0 of 3 people found the following review helpful:
Laid Off or Fired, You Need Help to Make Money, 2006-06-23
If You are Laid Off or Redundant you need ideas to Make Money. First negotiate the best package or payoff from work. Second, how to make money from home for your future. This book does not go into a lot of details on how to start a business, probably the most likely options if you are laid off over 40.
12 of 13 people found the following review helpful:
Essential information helpfully presented, 2002-09-11
The problem is that when we have a job we tend to invest in the illusion of security. We also feel disloyal to our employer if we prepare for the time of separation.The funny thing is that when the whack comes (and to often it is as unforseen as club to the back of the head) you can bet that the company has prepared very carefully every aspect of our severance package before they apply that hit to the sweet spot on your noggin.
Very few people have the clout to get an employment contract let alone negotiate up front for a separation arrangement. For most of us we live in an "at will" world. The author points out that this "at will" isn't necessarily as once sided as our employers would have us believe.
They rely on the shock of the moment, our lack of preparation, and our shame for losing our job to streamline us into signing away rights and getting the heck out of dodge. It isn't in their interests to give you time to think and prepare, and, frankly, when you are laying off 1,000 or 10,000 people you simply can't enter into separate negotiations with every one of them. However, I can tell you that in the UK employees are routinely given employment contracts as they are hired.
This is why every employee should read this book today. Prepare and think about the ever more inevitable separation. Empoyees need to be on as equal a footing with their employer as they can; given current laws and the limitations of economics. We need to have more open eyes and be less sentimental about our jobs.
This book is a great first step or two on that path. Just as profits are made when you purchase an asset (buying at the right price) - not when you sell them, the basis for your separation (which you should accept as inevitable in some non-specified future) is laid when you are hired. We need to be smarter when we go into these situations and realize the planning and, well, practiced sincerity (masked insincerity) that employers now use during hiring, throughout the term of employment and during termination.
They aren't bad people, necessarily, it is just that they are prepared for what is happeneing and most employees are not. The message of this very helpful book is "Get Prepared!".

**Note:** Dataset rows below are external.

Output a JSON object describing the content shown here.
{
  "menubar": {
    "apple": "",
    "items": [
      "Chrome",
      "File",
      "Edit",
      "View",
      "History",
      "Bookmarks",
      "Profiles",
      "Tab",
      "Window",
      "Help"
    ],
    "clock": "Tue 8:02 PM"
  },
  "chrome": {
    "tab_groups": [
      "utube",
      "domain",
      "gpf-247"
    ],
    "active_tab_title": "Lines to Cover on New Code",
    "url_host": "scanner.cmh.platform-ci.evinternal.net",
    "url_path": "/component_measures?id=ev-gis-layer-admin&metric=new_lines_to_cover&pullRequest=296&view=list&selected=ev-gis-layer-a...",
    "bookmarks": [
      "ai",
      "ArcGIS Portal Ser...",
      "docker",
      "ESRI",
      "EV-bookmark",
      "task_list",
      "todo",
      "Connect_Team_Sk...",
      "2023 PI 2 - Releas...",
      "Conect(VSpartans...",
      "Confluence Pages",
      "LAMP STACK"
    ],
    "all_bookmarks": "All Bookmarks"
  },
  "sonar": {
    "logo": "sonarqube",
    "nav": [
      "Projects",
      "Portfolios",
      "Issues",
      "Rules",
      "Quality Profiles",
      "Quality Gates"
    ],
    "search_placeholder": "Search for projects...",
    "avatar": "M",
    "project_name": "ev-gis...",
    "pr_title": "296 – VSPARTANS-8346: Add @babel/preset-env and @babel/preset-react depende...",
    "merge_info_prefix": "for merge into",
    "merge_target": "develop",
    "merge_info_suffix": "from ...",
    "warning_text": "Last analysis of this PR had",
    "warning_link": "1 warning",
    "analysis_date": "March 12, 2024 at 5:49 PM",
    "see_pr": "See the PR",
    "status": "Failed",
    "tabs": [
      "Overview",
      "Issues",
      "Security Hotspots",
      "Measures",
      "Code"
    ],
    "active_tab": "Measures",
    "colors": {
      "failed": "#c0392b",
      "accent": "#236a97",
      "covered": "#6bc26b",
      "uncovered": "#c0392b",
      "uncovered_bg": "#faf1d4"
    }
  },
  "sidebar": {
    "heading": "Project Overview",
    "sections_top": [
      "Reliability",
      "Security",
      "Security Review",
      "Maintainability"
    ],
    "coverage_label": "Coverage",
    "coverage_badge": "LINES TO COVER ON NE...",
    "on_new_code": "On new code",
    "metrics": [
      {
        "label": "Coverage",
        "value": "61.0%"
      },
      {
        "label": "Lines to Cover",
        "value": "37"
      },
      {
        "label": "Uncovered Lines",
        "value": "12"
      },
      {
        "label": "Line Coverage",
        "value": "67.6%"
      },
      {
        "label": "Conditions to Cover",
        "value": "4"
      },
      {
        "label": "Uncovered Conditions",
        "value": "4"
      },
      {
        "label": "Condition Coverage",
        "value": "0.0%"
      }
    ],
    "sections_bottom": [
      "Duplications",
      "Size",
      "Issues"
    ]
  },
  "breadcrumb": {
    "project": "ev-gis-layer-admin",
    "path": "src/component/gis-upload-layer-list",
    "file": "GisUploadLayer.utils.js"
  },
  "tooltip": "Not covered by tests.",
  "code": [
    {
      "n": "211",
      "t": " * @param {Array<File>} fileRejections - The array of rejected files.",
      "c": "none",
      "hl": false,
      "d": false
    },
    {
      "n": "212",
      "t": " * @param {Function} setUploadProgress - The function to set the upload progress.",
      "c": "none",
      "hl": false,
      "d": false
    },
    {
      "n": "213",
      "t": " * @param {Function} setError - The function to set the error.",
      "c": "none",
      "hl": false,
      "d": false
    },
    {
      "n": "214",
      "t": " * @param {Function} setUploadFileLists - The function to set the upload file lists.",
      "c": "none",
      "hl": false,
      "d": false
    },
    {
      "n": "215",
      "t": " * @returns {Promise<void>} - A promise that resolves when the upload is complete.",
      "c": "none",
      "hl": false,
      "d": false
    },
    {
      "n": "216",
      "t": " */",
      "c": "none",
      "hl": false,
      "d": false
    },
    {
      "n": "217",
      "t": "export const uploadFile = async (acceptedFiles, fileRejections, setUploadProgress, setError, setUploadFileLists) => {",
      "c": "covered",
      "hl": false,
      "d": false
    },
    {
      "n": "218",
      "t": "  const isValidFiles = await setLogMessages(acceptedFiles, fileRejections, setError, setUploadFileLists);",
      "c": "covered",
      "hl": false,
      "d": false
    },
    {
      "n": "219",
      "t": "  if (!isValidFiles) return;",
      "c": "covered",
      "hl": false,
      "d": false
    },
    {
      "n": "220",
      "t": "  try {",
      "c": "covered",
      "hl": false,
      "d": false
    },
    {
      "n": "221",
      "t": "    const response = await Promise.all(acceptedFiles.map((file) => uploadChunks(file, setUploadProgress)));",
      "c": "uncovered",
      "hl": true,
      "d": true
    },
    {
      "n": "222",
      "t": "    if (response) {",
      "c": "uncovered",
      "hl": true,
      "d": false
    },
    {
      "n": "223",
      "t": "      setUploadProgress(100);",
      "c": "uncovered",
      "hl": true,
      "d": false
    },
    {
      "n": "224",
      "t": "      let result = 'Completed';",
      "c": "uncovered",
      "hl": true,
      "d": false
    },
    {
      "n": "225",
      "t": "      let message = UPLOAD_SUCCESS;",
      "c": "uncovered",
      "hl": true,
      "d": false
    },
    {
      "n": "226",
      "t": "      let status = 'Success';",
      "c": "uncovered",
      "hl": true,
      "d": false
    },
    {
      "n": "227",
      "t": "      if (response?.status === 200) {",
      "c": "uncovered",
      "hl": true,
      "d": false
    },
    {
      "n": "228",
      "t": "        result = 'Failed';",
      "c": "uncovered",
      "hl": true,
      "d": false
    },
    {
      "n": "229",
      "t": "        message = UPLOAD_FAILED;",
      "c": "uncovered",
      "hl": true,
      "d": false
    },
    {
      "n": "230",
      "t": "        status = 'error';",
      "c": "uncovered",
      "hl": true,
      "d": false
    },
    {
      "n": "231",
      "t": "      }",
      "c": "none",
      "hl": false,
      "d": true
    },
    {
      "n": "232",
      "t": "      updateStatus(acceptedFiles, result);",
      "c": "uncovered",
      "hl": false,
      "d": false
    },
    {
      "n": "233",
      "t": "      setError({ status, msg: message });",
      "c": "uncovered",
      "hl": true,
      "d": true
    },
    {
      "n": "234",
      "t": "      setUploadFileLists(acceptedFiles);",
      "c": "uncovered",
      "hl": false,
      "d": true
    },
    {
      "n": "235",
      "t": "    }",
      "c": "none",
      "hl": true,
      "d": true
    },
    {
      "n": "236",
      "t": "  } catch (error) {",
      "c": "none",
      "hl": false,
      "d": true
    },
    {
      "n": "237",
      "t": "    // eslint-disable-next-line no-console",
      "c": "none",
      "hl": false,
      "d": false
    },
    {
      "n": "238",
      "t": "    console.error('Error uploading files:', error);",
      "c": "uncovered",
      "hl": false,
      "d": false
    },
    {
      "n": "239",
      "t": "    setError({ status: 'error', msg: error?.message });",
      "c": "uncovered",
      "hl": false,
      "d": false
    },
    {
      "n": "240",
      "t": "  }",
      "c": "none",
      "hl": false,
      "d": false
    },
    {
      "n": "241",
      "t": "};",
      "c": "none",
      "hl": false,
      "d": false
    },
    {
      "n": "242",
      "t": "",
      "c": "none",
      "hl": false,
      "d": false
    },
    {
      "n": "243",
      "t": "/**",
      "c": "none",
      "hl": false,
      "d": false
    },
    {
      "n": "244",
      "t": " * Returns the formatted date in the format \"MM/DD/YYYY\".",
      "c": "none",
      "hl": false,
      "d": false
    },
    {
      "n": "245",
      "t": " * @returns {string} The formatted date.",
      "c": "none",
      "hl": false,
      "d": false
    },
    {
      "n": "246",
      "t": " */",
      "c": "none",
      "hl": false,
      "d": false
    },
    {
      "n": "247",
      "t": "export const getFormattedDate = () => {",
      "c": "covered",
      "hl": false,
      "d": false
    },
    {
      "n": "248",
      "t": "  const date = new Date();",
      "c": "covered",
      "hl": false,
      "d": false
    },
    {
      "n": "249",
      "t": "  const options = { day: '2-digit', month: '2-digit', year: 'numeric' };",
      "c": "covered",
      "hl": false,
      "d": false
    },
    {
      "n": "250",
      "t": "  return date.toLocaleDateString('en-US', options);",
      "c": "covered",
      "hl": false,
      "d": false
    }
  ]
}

It isn't that they are all bad people; it is the nature of the current business and legal climate that leads to much of this nonsense.
This book will provide a great morale booster and provide some thoughts that can help even a newly terminated employee create a decent plan of counter-attack. Better to use this information and take positive action than be pushed downstream like so many cut trees.
3 of 42 people found the following review helpful:
Shipping was Delayed!, 2002-04-03
I would have rated this book, but unfortunately, I was not shipped the order as promised. Maybe in a couple of months I will be able to offer better feedback.
8 of 9 people found the following review helpful:
"Now I know what to do, and how to do it.", 2000-10-17
Before I came across Mr. Sklover's book, I didn't know where to begin, or what had to be done. It was recommended to me by a friend who used it to help her, and it did. This book starts off slowly, and proceeds step by step in leading you through the process of Going Back, Asking for More, and Getting It..In Writing. It is the book on this subject that I believe will be the book everyone will read, use and keep...for the next time.
10 of 10 people found the following review helpful:
A Great Resource Book, 2000-10-16
Written in plain English. Deals with the legal basics, emotional scars, and what's reasonable to ask for. Even has a list of 101 things to possibly ask for. I needed these things very much, and found them in this book. Provides a good insight, too, into what negotiating with your ex-boss, and Human Resources, is all about. I never realized that they wanted something from me even more than I needed the extra severance from them! This book is highly motivating, too. I recommend it for anyone.